Старые истории - Нина Буденная
Шрифт:
Интервал:
Закладка:
— Думали, не переживет Софист этого своего горя, — вступил в разговор Федор Сергеевич. — Потому как видеть никого не хотел. Есть ест, а потом опять в свой угол носом. Да тут догадались приехать навестить его дети хозяина. Он их, почитай, всю жизнь знал. Подошли к деннику, двери открыли, позвали. Он к ним как бросится! Голову на плечи кладет, прислоняется, а в глазах слезы. Хотя лошади вообще-то не плачут. С тех пор ожил. Понял, что свои еще остались, не один он на белом свете.
— Еще два года прожил, — радостно вспомнил Алексей Павлович. — А потом как-то прихожу к нему, а он лежит. В жизни себе этого не позволял. Я ему: «Софист, вставай! Чего разлегся?» А он встать уже не может.
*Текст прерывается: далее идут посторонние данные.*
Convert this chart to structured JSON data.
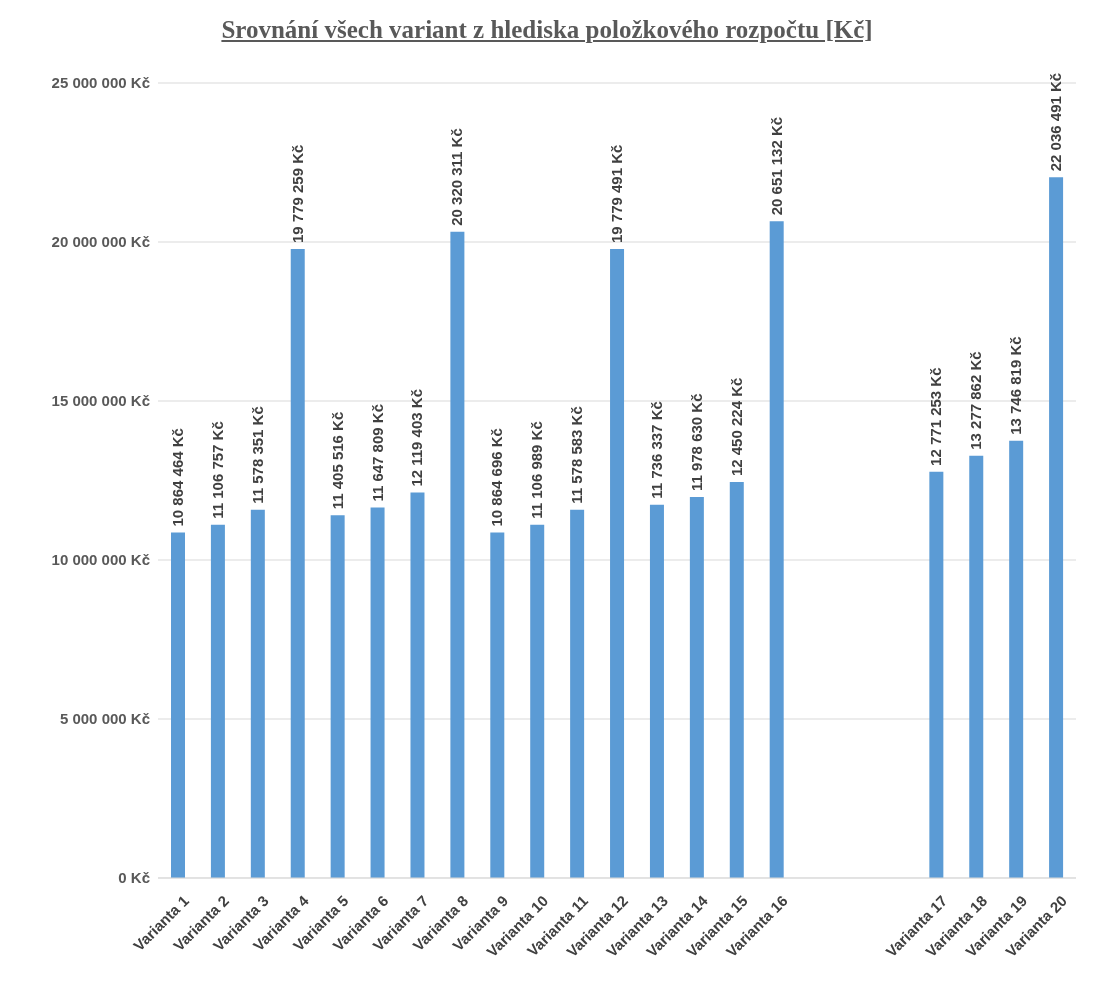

Хочет, да сил нет. Я ребят кликнул, подняли мы его, на ремни подвесили. Да ты знаешь, как это делается, — кивнул он Анне Павловне.
Та знала. Старых лошадей подвешивали под пузо на брезентовом полотнище: лошадники не усыпляют своих друзей за ненадобностью, на конюшне этого не водится.
— Позвонили вдове его хозяина, — задумчиво продолжил Федор Сергеевич. — Дескать, недолго осталось. Если интересуетесь, приезжайте попрощаться. Вмиг прилетела. Еще по коридору идет, а старик уже голос подает. Шумит из последних сил. А она и в денник робеет войти — не приучена. Хозяин ее к лошадям не подпускал, боялся — зашибут. Детей с четырех лет верхами посадил, а ее — нет. Берег. И все равно Софист ее узнал. Она к нему с трепетом, как к частице незабвенного мужа. А у него слезы текут. Хотя лошади вообще-то не плачут. Не по этой они части.
— А может, все-таки плачут? — засомневалась тронутая рассказом Анна Павловна. — С чего вы взяли, что нет? Это в наших условиях им не по кому плакать: только и делают, что хозяев меняют. То завод, то ипподром, то спортивная команда, то школа для любителей.
— То мясокомбинат, — сказал злобно Алексей Павлович.
— Кого тут оплакивать? — продолжила свою мысль, как бы не заметив эскапады Алексея Павловича, Анна Павловна. У нее сегодня были другие задачи в жизни. Бодрые. — Просто Софист — очень родственный человек. Хорошо чувствовал свой прайд.
— Людей он хороших чувствовал, — осадил не в меру культурную Анну Павловну молодой неизвестный наездник. — Дай бог всем нам так.
— Да-а, с лошадьми не соскучишься.
— Еще как не соскучишься, — значительно взглянув на Федора Сергеевича, произнес с каким-то особым смыслом Алексей Павлович. — Тогда такой случай вышел… — и умолк в раздумье.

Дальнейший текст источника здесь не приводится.